2
votes

I am using a solr string field to provide exact matching on a text field (I've looked at text field type and don't believe it will work for me - I want to exactly reproduce Sql's LIKE functionality, including spaces and wildcards).

My problem is when I index large text fields, Solr will not return any data when searching for these fields. The limit appears to be int16.max.

As a test, I created an index with an id field and a string field. If the id field is "1" and the string field contains 40,000 characters:

  • id:1 will return both fields with the 40,000 characters showing that it did get indexed.
  • string:* returns no results

If the string field only contains 30,000 characters everything seems to work fine.

I cannot find any documentation that states this is a limit, nor can I find any way around it, as the maxFieldLength was removed in 4.0 and the string field does not support analyzers.

Has anyone else run into this problem or found a workaround?

1
I am not sure about this but this can be considered a workaround. Try using the "Text" fieldType along with "KeywordTokenizer" which in turn will work like your "string" field..Mavellin

1 Answers

2
votes

I spent a lot of time on this, so I am posting the solution I came up with in case anyone else runs into this problem. Using the text field type with the KeywordTokenizer did work like the string field, right down to the length limit that I ran into with the string field type.

Ultimately, I created a custom tokenizer after reading this thread with a couple of changes:

  1. He wanted the standard behavior, so his is based on the StandardTokenizer, whereas I wanted it to act like a string field. I first tried using the KeywordTokenizer, but still ran into limits, so ultimately I based mine off of the WhitespaceTokenizer (more below).

  2. The code there is out of date and doesn't work with Solr 4.0.

The code for the WhitespaceTokenizer is very short, and it contains a method called isTokenChar the returns !Character.isWhitespace(c);. I simply changed this to always return true.
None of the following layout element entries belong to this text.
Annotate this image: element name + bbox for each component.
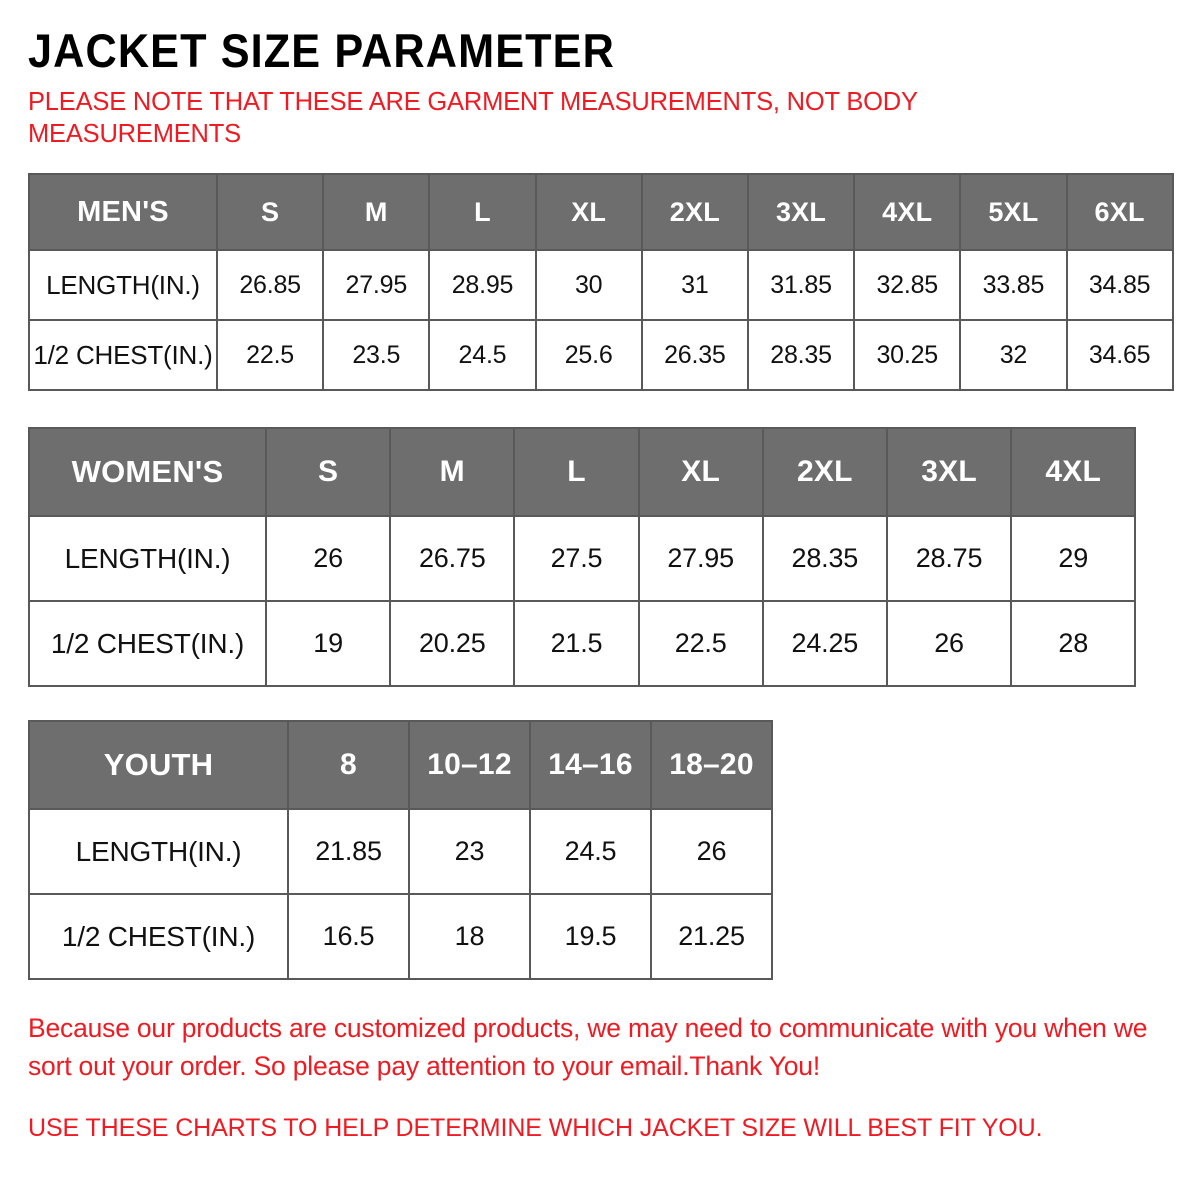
- womens-length-s: 26: [264, 515, 392, 603]
- womens-length-xl: 27.95: [637, 515, 764, 603]
- womens-chest-m: 20.25: [389, 600, 516, 688]
- womens-col-3xl: 3XL: [885, 427, 1013, 518]
- youth-length-label: LENGTH(IN.): [28, 808, 289, 896]
- table-row: LENGTH(IN.) 26 26.75 27.5 27.95 28.35 28…: [28, 515, 1137, 603]
- youth-length-18-20: 26: [650, 808, 773, 896]
- mens-col-5xl: 5XL: [959, 173, 1068, 252]
- womens-chest-l: 21.5: [513, 600, 640, 688]
- mens-col-s: S: [215, 173, 325, 252]
- womens-col-l: L: [513, 427, 640, 518]
- table-row: 1/2 CHEST(IN.) 22.5 23.5 24.5 25.6 26.35…: [28, 319, 1174, 392]
- womens-chest-label: 1/2 CHEST(IN.): [28, 600, 267, 688]
- mens-chest-label: 1/2 CHEST(IN.): [28, 319, 218, 392]
- womens-col-s: S: [264, 427, 392, 518]
- youth-length-8: 21.85: [287, 808, 410, 896]
- mens-chest-s: 22.5: [215, 319, 325, 392]
- womens-category-label: WOMEN'S: [28, 427, 267, 518]
- footer-notes: Because our products are customized prod…: [28, 1010, 1172, 1147]
- mens-length-4xl: 32.85: [853, 249, 962, 322]
- womens-col-4xl: 4XL: [1010, 427, 1137, 518]
- mens-length-m: 27.95: [322, 249, 431, 322]
- womens-table-head: WOMEN'S S M L XL 2XL 3XL 4XL: [28, 427, 1137, 518]
- youth-chest-18-20: 21.25: [650, 893, 773, 981]
- mens-chest-6xl: 34.65: [1065, 319, 1174, 392]
- mens-length-xl: 30: [534, 249, 643, 322]
- womens-chest-2xl: 24.25: [761, 600, 888, 688]
- mens-table-head: MEN'S S M L XL 2XL 3XL 4XL 5XL 6XL: [28, 173, 1174, 252]
- youth-length-10-12: 23: [408, 808, 531, 896]
- mens-chest-l: 24.5: [428, 319, 537, 392]
- youth-size-table: YOUTH 8 10–12 14–16 18–20 LENGTH(IN.) 21…: [28, 720, 773, 981]
- womens-chest-3xl: 26: [885, 600, 1013, 688]
- mens-col-3xl: 3XL: [746, 173, 856, 252]
- customization-note: Because our products are customized prod…: [28, 1013, 1148, 1081]
- usage-note: USE THESE CHARTS TO HELP DETERMINE WHICH…: [28, 1114, 1043, 1143]
- womens-length-3xl: 28.75: [885, 515, 1013, 603]
- table-row: 1/2 CHEST(IN.) 16.5 18 19.5 21.25: [28, 893, 773, 981]
- table-row: LENGTH(IN.) 26.85 27.95 28.95 30 31 31.8…: [28, 249, 1174, 322]
- womens-chest-4xl: 28: [1010, 600, 1137, 688]
- womens-length-m: 26.75: [389, 515, 516, 603]
- page-title: JACKET SIZE PARAMETER: [28, 24, 615, 77]
- womens-table-body: LENGTH(IN.) 26 26.75 27.5 27.95 28.35 28…: [28, 515, 1137, 688]
- womens-chest-s: 19: [264, 600, 392, 688]
- youth-chest-10-12: 18: [408, 893, 531, 981]
- womens-col-xl: XL: [637, 427, 764, 518]
- mens-col-l: L: [428, 173, 537, 252]
- youth-chest-14-16: 19.5: [529, 893, 652, 981]
- mens-length-3xl: 31.85: [746, 249, 856, 322]
- womens-col-2xl: 2XL: [761, 427, 888, 518]
- mens-length-6xl: 34.85: [1065, 249, 1174, 322]
- mens-length-s: 26.85: [215, 249, 325, 322]
- womens-col-m: M: [389, 427, 516, 518]
- mens-size-table: MEN'S S M L XL 2XL 3XL 4XL 5XL 6XL LENGT…: [28, 173, 1174, 392]
- mens-length-l: 28.95: [428, 249, 537, 322]
- youth-category-label: YOUTH: [28, 720, 289, 811]
- mens-table-body: LENGTH(IN.) 26.85 27.95 28.95 30 31 31.8…: [28, 249, 1174, 392]
- womens-length-4xl: 29: [1010, 515, 1137, 603]
- mens-col-2xl: 2XL: [640, 173, 749, 252]
- mens-chest-5xl: 32: [959, 319, 1068, 392]
- mens-col-xl: XL: [534, 173, 643, 252]
- mens-col-m: M: [322, 173, 431, 252]
- youth-table-body: LENGTH(IN.) 21.85 23 24.5 26 1/2 CHEST(I…: [28, 808, 773, 981]
- youth-col-18-20: 18–20: [650, 720, 773, 811]
- youth-length-14-16: 24.5: [529, 808, 652, 896]
- womens-chest-xl: 22.5: [637, 600, 764, 688]
- youth-chest-8: 16.5: [287, 893, 410, 981]
- table-row: 1/2 CHEST(IN.) 19 20.25 21.5 22.5 24.25 …: [28, 600, 1137, 688]
- table-header-row: MEN'S S M L XL 2XL 3XL 4XL 5XL 6XL: [28, 173, 1174, 252]
- youth-col-10-12: 10–12: [408, 720, 531, 811]
- mens-category-label: MEN'S: [28, 173, 218, 252]
- mens-chest-m: 23.5: [322, 319, 431, 392]
- table-row: LENGTH(IN.) 21.85 23 24.5 26: [28, 808, 773, 896]
- mens-length-label: LENGTH(IN.): [28, 249, 218, 322]
- mens-length-2xl: 31: [640, 249, 749, 322]
- womens-length-2xl: 28.35: [761, 515, 888, 603]
- mens-chest-3xl: 28.35: [746, 319, 856, 392]
- measurement-disclaimer: PLEASE NOTE THAT THESE ARE GARMENT MEASU…: [28, 87, 918, 149]
- womens-length-l: 27.5: [513, 515, 640, 603]
- mens-chest-2xl: 26.35: [640, 319, 749, 392]
- mens-col-4xl: 4XL: [853, 173, 962, 252]
- table-header-row: YOUTH 8 10–12 14–16 18–20: [28, 720, 773, 811]
- youth-col-8: 8: [287, 720, 410, 811]
- youth-table-head: YOUTH 8 10–12 14–16 18–20: [28, 720, 773, 811]
- table-header-row: WOMEN'S S M L XL 2XL 3XL 4XL: [28, 427, 1137, 518]
- mens-chest-xl: 25.6: [534, 319, 643, 392]
- mens-chest-4xl: 30.25: [853, 319, 962, 392]
- mens-length-5xl: 33.85: [959, 249, 1068, 322]
- womens-length-label: LENGTH(IN.): [28, 515, 267, 603]
- mens-col-6xl: 6XL: [1065, 173, 1174, 252]
- womens-size-table: WOMEN'S S M L XL 2XL 3XL 4XL LENGTH(IN.)…: [28, 427, 1137, 688]
- youth-col-14-16: 14–16: [529, 720, 652, 811]
- youth-chest-label: 1/2 CHEST(IN.): [28, 893, 289, 981]
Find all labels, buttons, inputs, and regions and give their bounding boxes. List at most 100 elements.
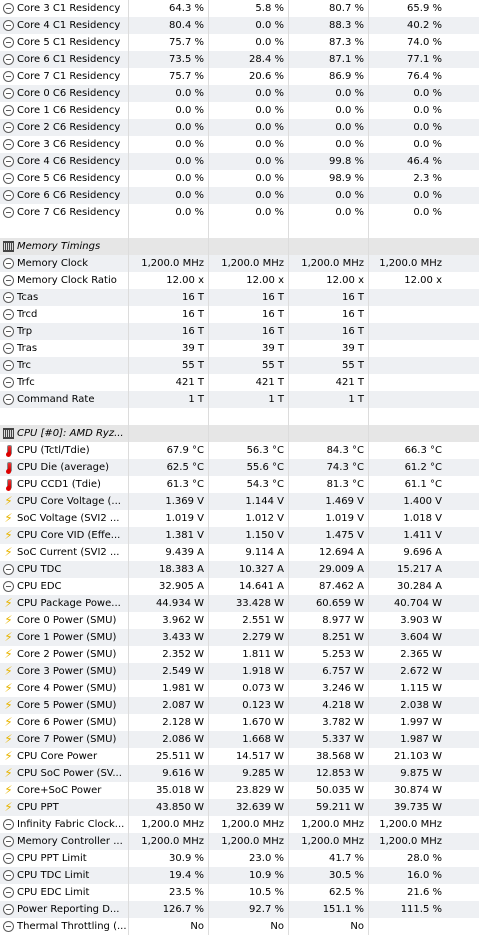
sensor-row[interactable]: Tras 39 T 39 T 39 T — [0, 340, 479, 357]
column-divider — [208, 68, 209, 85]
sensor-row[interactable]: ⚡ Core 2 Power (SMU) 2.352 W 1.811 W 5.253 W… — [0, 646, 479, 663]
column-divider — [288, 646, 289, 663]
sensor-row[interactable]: Trp 16 T 16 T 16 T — [0, 323, 479, 340]
min-value: 55.6 °C — [246, 462, 284, 473]
sensor-name-cell: Core 5 C1 Residency — [0, 34, 128, 51]
column-divider — [128, 527, 129, 544]
sensor-row[interactable]: CPU PPT Limit 30.9 % 23.0 % 41.7 % 28.0 % — [0, 850, 479, 867]
sensor-row[interactable]: ⚡ CPU PPT 43.850 W 32.639 W 59.211 W 39.735 W — [0, 799, 479, 816]
sensor-row[interactable]: Core 4 C6 Residency 0.0 % 0.0 % 99.8 % 46.4 … — [0, 153, 479, 170]
average-value: 40.2 % — [407, 20, 442, 31]
column-divider — [288, 204, 289, 221]
sensor-row[interactable]: Core 3 C1 Residency 64.3 % 5.8 % 80.7 % 65.9… — [0, 0, 479, 17]
column-divider — [208, 238, 209, 255]
sensor-row[interactable]: ⚡ CPU Core VID (Effe... 1.381 V 1.150 V 1.47… — [0, 527, 479, 544]
max-value: 0.0 % — [335, 122, 364, 133]
sensor-name-cell: CPU PPT Limit — [0, 850, 128, 867]
sensor-row[interactable]: ⚡ Core+SoC Power 35.018 W 23.829 W 50.035 W 3… — [0, 782, 479, 799]
sensor-group-header[interactable]: Memory Timings — [0, 238, 479, 255]
sensor-row[interactable]: Core 1 C6 Residency 0.0 % 0.0 % 0.0 % 0.0 % — [0, 102, 479, 119]
sensor-row[interactable]: Infinity Fabric Clock... 1,200.0 MHz 1,200… — [0, 816, 479, 833]
column-divider — [288, 51, 289, 68]
average-value: 0.0 % — [413, 139, 442, 150]
sensor-row[interactable]: Trc 55 T 55 T 55 T — [0, 357, 479, 374]
column-divider — [368, 289, 369, 306]
sensor-label: Core 5 C6 Residency — [17, 173, 121, 184]
column-divider — [288, 102, 289, 119]
sensor-row[interactable]: Thermal Throttling (... No No No — [0, 918, 479, 935]
sensor-row[interactable]: ⚡ Core 3 Power (SMU) 2.549 W 1.918 W 6.757 W… — [0, 663, 479, 680]
column-divider — [208, 391, 209, 408]
column-divider — [128, 204, 129, 221]
sensor-row[interactable]: CPU TDC 18.383 A 10.327 A 29.009 A 15.217 A — [0, 561, 479, 578]
sensor-row[interactable]: Command Rate 1 T 1 T 1 T — [0, 391, 479, 408]
sensor-row[interactable]: CPU (Tctl/Tdie) 67.9 °C 56.3 °C 84.3 °C 66.3… — [0, 442, 479, 459]
sensor-row[interactable]: Power Reporting D... 126.7 % 92.7 % 151.1 %… — [0, 901, 479, 918]
max-value: 55 T — [341, 360, 364, 371]
clock-icon — [3, 853, 14, 864]
voltage-icon: ⚡ — [4, 545, 13, 559]
sensor-name-cell: Trc — [0, 357, 128, 374]
column-divider — [128, 136, 129, 153]
sensor-row[interactable]: CPU TDC Limit 19.4 % 10.9 % 30.5 % 16.0 % — [0, 867, 479, 884]
current-value: 0.0 % — [175, 173, 204, 184]
column-divider — [288, 289, 289, 306]
sensor-name-cell: ⚡ SoC Voltage (SVI2 ... — [0, 510, 128, 527]
sensor-row[interactable]: Memory Clock 1,200.0 MHz 1,200.0 MHz 1,200.… — [0, 255, 479, 272]
thermometer-icon — [3, 479, 14, 491]
sensor-group-header[interactable]: CPU [#0]: AMD Ryz... — [0, 425, 479, 442]
sensor-row[interactable]: Core 7 C6 Residency 0.0 % 0.0 % 0.0 % 0.0 % — [0, 204, 479, 221]
sensor-row[interactable]: Trfc 421 T 421 T 421 T — [0, 374, 479, 391]
sensor-row[interactable]: Core 2 C6 Residency 0.0 % 0.0 % 0.0 % 0.0 % — [0, 119, 479, 136]
column-divider — [368, 374, 369, 391]
spacer-row — [0, 221, 479, 238]
sensor-row[interactable]: Core 0 C6 Residency 0.0 % 0.0 % 0.0 % 0.0 % — [0, 85, 479, 102]
sensor-row[interactable]: ⚡ Core 1 Power (SMU) 3.433 W 2.279 W 8.251 W… — [0, 629, 479, 646]
sensor-row[interactable]: ⚡ SoC Voltage (SVI2 ... 1.019 V 1.012 V 1.01… — [0, 510, 479, 527]
sensor-row[interactable]: Core 3 C6 Residency 0.0 % 0.0 % 0.0 % 0.0 % — [0, 136, 479, 153]
average-value: 46.4 % — [407, 156, 442, 167]
sensor-row[interactable]: Core 7 C1 Residency 75.7 % 20.6 % 86.9 % 76.… — [0, 68, 479, 85]
current-value: 39 T — [181, 343, 204, 354]
clock-icon — [3, 190, 14, 201]
clock-icon — [3, 156, 14, 167]
max-value: 1.475 V — [325, 530, 364, 541]
sensor-row[interactable]: Memory Controller ... 1,200.0 MHz 1,200.0 … — [0, 833, 479, 850]
sensor-label: CPU Package Powe... — [17, 598, 121, 609]
sensor-row[interactable]: Core 5 C6 Residency 0.0 % 0.0 % 98.9 % 2.3 % — [0, 170, 479, 187]
sensor-row[interactable]: ⚡ CPU Core Power 25.511 W 14.517 W 38.568 W 2… — [0, 748, 479, 765]
column-divider — [288, 374, 289, 391]
sensor-row[interactable]: Core 6 C1 Residency 73.5 % 28.4 % 87.1 % 77.… — [0, 51, 479, 68]
sensor-row[interactable]: Tcas 16 T 16 T 16 T — [0, 289, 479, 306]
sensor-name-cell: ⚡ Core 6 Power (SMU) — [0, 714, 128, 731]
sensor-row[interactable]: CPU EDC Limit 23.5 % 10.5 % 62.5 % 21.6 % — [0, 884, 479, 901]
column-divider — [208, 187, 209, 204]
column-divider — [128, 221, 129, 238]
column-divider — [288, 238, 289, 255]
min-value: 0.0 % — [255, 122, 284, 133]
column-divider — [208, 714, 209, 731]
sensor-row[interactable]: ⚡ CPU Core Voltage (... 1.369 V 1.144 V 1.46… — [0, 493, 479, 510]
sensor-row[interactable]: ⚡ SoC Current (SVI2 ... 9.439 A 9.114 A 12.6… — [0, 544, 479, 561]
column-divider — [208, 833, 209, 850]
sensor-row[interactable]: ⚡ CPU Package Powe... 44.934 W 33.428 W 60.6… — [0, 595, 479, 612]
sensor-row[interactable]: Core 4 C1 Residency 80.4 % 0.0 % 88.3 % 40.2… — [0, 17, 479, 34]
sensor-row[interactable]: CPU CCD1 (Tdie) 61.3 °C 54.3 °C 81.3 °C 61.1… — [0, 476, 479, 493]
sensor-row[interactable]: ⚡ Core 5 Power (SMU) 2.087 W 0.123 W 4.218 W… — [0, 697, 479, 714]
sensor-row[interactable]: CPU EDC 32.905 A 14.641 A 87.462 A 30.284 A — [0, 578, 479, 595]
sensor-row[interactable]: ⚡ Core 6 Power (SMU) 2.128 W 1.670 W 3.782 W… — [0, 714, 479, 731]
sensor-row[interactable]: ⚡ Core 0 Power (SMU) 3.962 W 2.551 W 8.977 W… — [0, 612, 479, 629]
sensor-row[interactable]: Memory Clock Ratio 12.00 x 12.00 x 12.00 x 1… — [0, 272, 479, 289]
current-value: 16 T — [181, 292, 204, 303]
sensor-row[interactable]: Core 5 C1 Residency 75.7 % 0.0 % 87.3 % 74.0… — [0, 34, 479, 51]
sensor-row[interactable]: ⚡ Core 7 Power (SMU) 2.086 W 1.668 W 5.337 W… — [0, 731, 479, 748]
sensor-row[interactable]: Trcd 16 T 16 T 16 T — [0, 306, 479, 323]
sensor-row[interactable]: Core 6 C6 Residency 0.0 % 0.0 % 0.0 % 0.0 % — [0, 187, 479, 204]
column-divider — [368, 68, 369, 85]
column-divider — [208, 799, 209, 816]
sensor-row[interactable]: ⚡ CPU SoC Power (SV... 9.616 W 9.285 W 12.85… — [0, 765, 479, 782]
sensor-row[interactable]: CPU Die (average) 62.5 °C 55.6 °C 74.3 °C 61… — [0, 459, 479, 476]
max-value: 62.5 % — [329, 887, 364, 898]
sensor-row[interactable]: ⚡ Core 4 Power (SMU) 1.981 W 0.073 W 3.246 W… — [0, 680, 479, 697]
column-divider — [128, 238, 129, 255]
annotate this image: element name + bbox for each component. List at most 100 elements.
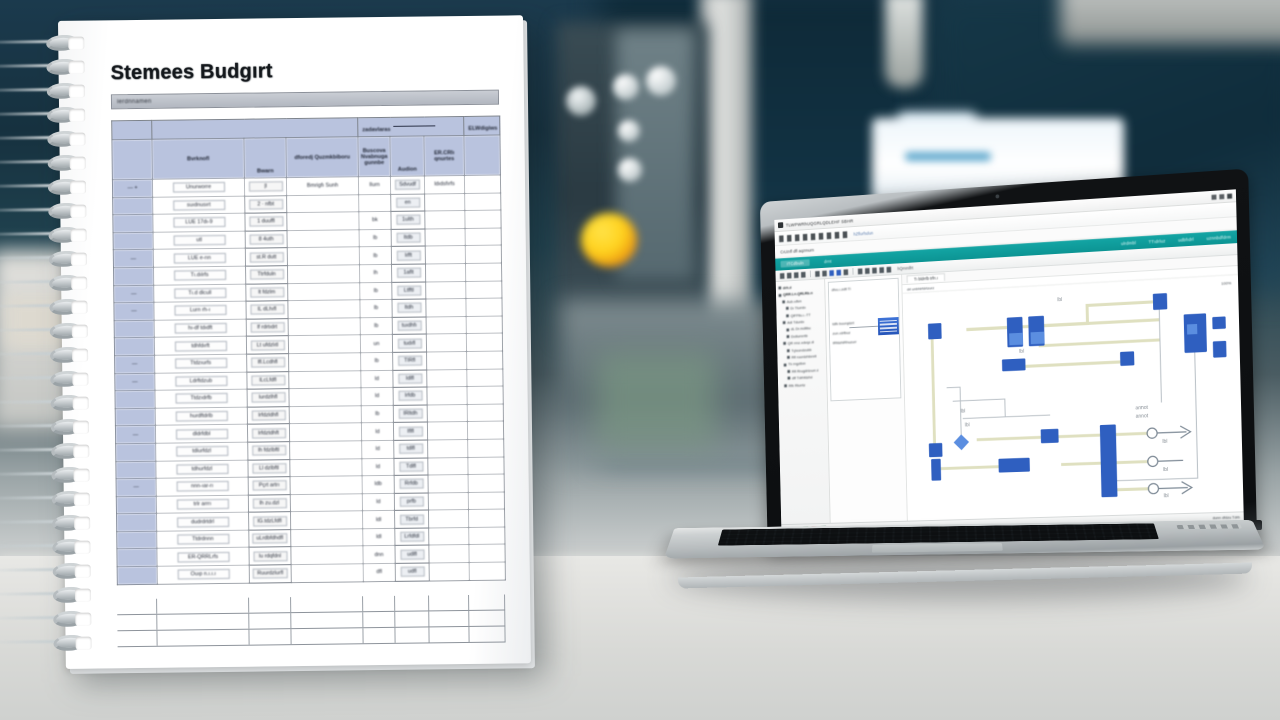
table-cell-c4: ldl (362, 528, 395, 547)
diagram-canvas[interactable]: Tı bldrrlb trfrı.ı drl unbhlrfdrtzurz 10… (902, 255, 1244, 521)
laptop: TLWPWRhUQGRLQDLEHF SBHR hZflurfsdun CıUz… (660, 168, 1266, 628)
table-cell-c5: Ltfftl (391, 281, 426, 300)
toolbar-icon[interactable] (842, 230, 848, 238)
table-cell-c2: Ruurdzlurfl (249, 564, 292, 583)
tab-active[interactable]: ITCdbuln (780, 259, 811, 268)
secondary-toolbar-icon[interactable] (864, 267, 870, 274)
property-label: dfvu.ı.zdfl Tl (831, 286, 851, 293)
punch-hole (75, 612, 92, 626)
secondary-toolbar-icon[interactable] (801, 271, 806, 278)
table-cell-c2: Ll dzlbftl (247, 459, 291, 478)
laptop-trackpad[interactable] (871, 543, 1003, 553)
properties-panel[interactable]: dfvu.ı.zdfl Tl tdflı buurqdzrt zurı.ıdrf… (825, 274, 908, 523)
tab-right-3[interactable]: udbfıdrl (1178, 236, 1194, 243)
page-title: Stemees Budgırt (110, 60, 273, 85)
tab-right-2[interactable]: TTıdrluz (1148, 238, 1166, 245)
budget-table: zadavlaras ELWdigiws Bvrknofl Bwarn dfor… (111, 116, 506, 585)
network-topology-diagram[interactable]: annot annot lbl lbl lbl lbl lbl lbl lbl (903, 277, 1244, 521)
table-cell-c6 (425, 281, 466, 300)
secondary-toolbar-icon[interactable] (836, 269, 842, 276)
topology-endpoints (1147, 426, 1192, 495)
table-cell-c5: Sdvudf (390, 175, 425, 194)
punch-hole (69, 132, 86, 146)
secondary-toolbar-icon[interactable] (793, 271, 799, 278)
secondary-toolbar-icon[interactable] (879, 266, 884, 273)
table-cell-c5: lıfft (391, 246, 426, 265)
table-cell-c5: Lrfdfdl (394, 527, 429, 546)
table-cell-c6 (426, 333, 467, 352)
table-cell-c5: lrfdb (393, 387, 428, 406)
secondary-toolbar-label: hQrnmlfrt (897, 265, 914, 272)
table-cell-c0 (114, 320, 155, 339)
table-cell-c1: Tı.dılrfs (153, 266, 246, 285)
window-controls[interactable] (1211, 193, 1233, 200)
table-cell-c2: lurdzlhfl (247, 388, 290, 407)
tree-bullet-icon (786, 314, 789, 318)
table-cell-c5: Idlfl (392, 369, 428, 388)
punch-hole (70, 204, 87, 218)
table-cell-c3 (287, 282, 360, 301)
topology-annotations: annot annot lbl lbl lbl lbl lbl lbl lbl (961, 297, 1169, 500)
table-cell-c2: lG.tdzLfdfl (248, 511, 291, 531)
table-cell-c6 (424, 193, 465, 212)
punch-hole (70, 228, 87, 242)
maximize-icon[interactable] (1219, 193, 1225, 199)
punch-hole (71, 324, 88, 338)
table-cell-c0: — (116, 478, 157, 497)
table-cell-c6 (428, 509, 469, 528)
table-cell-c1: utl (153, 230, 246, 250)
secondary-toolbar-icon[interactable] (822, 270, 827, 277)
laptop-keyboard[interactable] (717, 523, 1159, 546)
secondary-toolbar-icon[interactable] (872, 267, 877, 274)
secondary-toolbar-icon[interactable] (886, 266, 892, 273)
secondary-toolbar-icon[interactable] (786, 272, 792, 279)
table-cell-c1: Ldrftdzub (154, 371, 248, 391)
table-cell-c0: — (115, 425, 156, 444)
table-cell-c0 (113, 267, 154, 286)
toolbar-icon[interactable] (834, 231, 840, 239)
secondary-toolbar-icon[interactable] (857, 267, 863, 274)
engineering-app-window: TLWPWRhUQGRLQDLEHF SBHR hZflurfsdun CıUz… (774, 189, 1244, 535)
close-icon[interactable] (1227, 193, 1233, 199)
toolbar-icon[interactable] (810, 232, 816, 240)
table-cell-c3 (287, 299, 361, 319)
background-knob-icon (618, 120, 640, 142)
table-cell-c6 (428, 492, 469, 511)
table-cell-c2: lh fdzlbftl (247, 441, 290, 460)
table-cell-c0 (114, 337, 155, 356)
tree-node[interactable]: Rflı Rlurrtz (781, 380, 825, 389)
toolbar-icon[interactable] (786, 234, 792, 242)
table-cell-c0 (115, 443, 156, 462)
tree-bullet-icon (786, 328, 790, 332)
table-footer-lines (117, 594, 506, 647)
table-cell-c1: dudrdrtdrl (156, 512, 249, 532)
minimize-icon[interactable] (1211, 194, 1217, 200)
tab-secondary[interactable]: drnt (824, 258, 832, 265)
toolbar-icon[interactable] (802, 233, 808, 241)
tab-right-1[interactable]: ulrdmbl (1120, 240, 1137, 247)
tree-bullet-icon (787, 377, 791, 381)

After that I created a TokenizerFactory to return it and referenced it in schema.xml the same way that the linked thread did.

MyCustomTokenizer.java:

package custom.analysis;

import java.io.Reader;
import org.apache.lucene.analysis.Tokenizer;
import org.apache.lucene.analysis.util.CharTokenizer;
import org.apache.lucene.util.AttributeSource;
import org.apache.lucene.util.Version;

public final class MyCustomTokenizer extends CharTokenizer {

  public MyCustomTokenizer(Version matchVersion, Reader in) {
    super(matchVersion, in);
  }

  public MyCustomTokenizer(Version matchVersion, AttributeSource source, Reader in) {
    super(matchVersion, source, in);
  }

  public MyCustomTokenizer(Version matchVersion, AttributeFactory factory, Reader in) {
    super(matchVersion, factory, in);
  }

  @Override
  protected boolean isTokenChar(int c) {
    return true; //!Character.isWhitespace(c);
  }
}

MyCustomTokenizerFactory.java:

package custom.analysis;

import org.apache.lucene.analysis.util.TokenizerFactory;
import org.apache.lucene.analysis.core.KeywordTokenizerFactory;
import org.apache.lucene.analysis.core.KeywordTokenizer;

import java.io.Reader; 
import org.apache.lucene.util.Version;


public class MyCustomTokenizerFactory extends TokenizerFactory {
  public MyCustomTokenizer create(Reader input) { 
    final MyCustomTokenizer tokenizer = new MyCustomTokenizer(Version.LUCENE_40, input); 
    return tokenizer; 
  } 
} 

schema.xml:

<fieldType name="text_block" class="solr.TextField" positionIncrementGap="100"> 
   <analyzer> 
     <tokenizer class="custom.analysis.MyCustomTokenizerFactory" />        
   </analyzer> 
</fieldType> 

Using this approach I was able to index large text fields (>100k characters) with functionality like the string field. If someone finds a better way, please post it!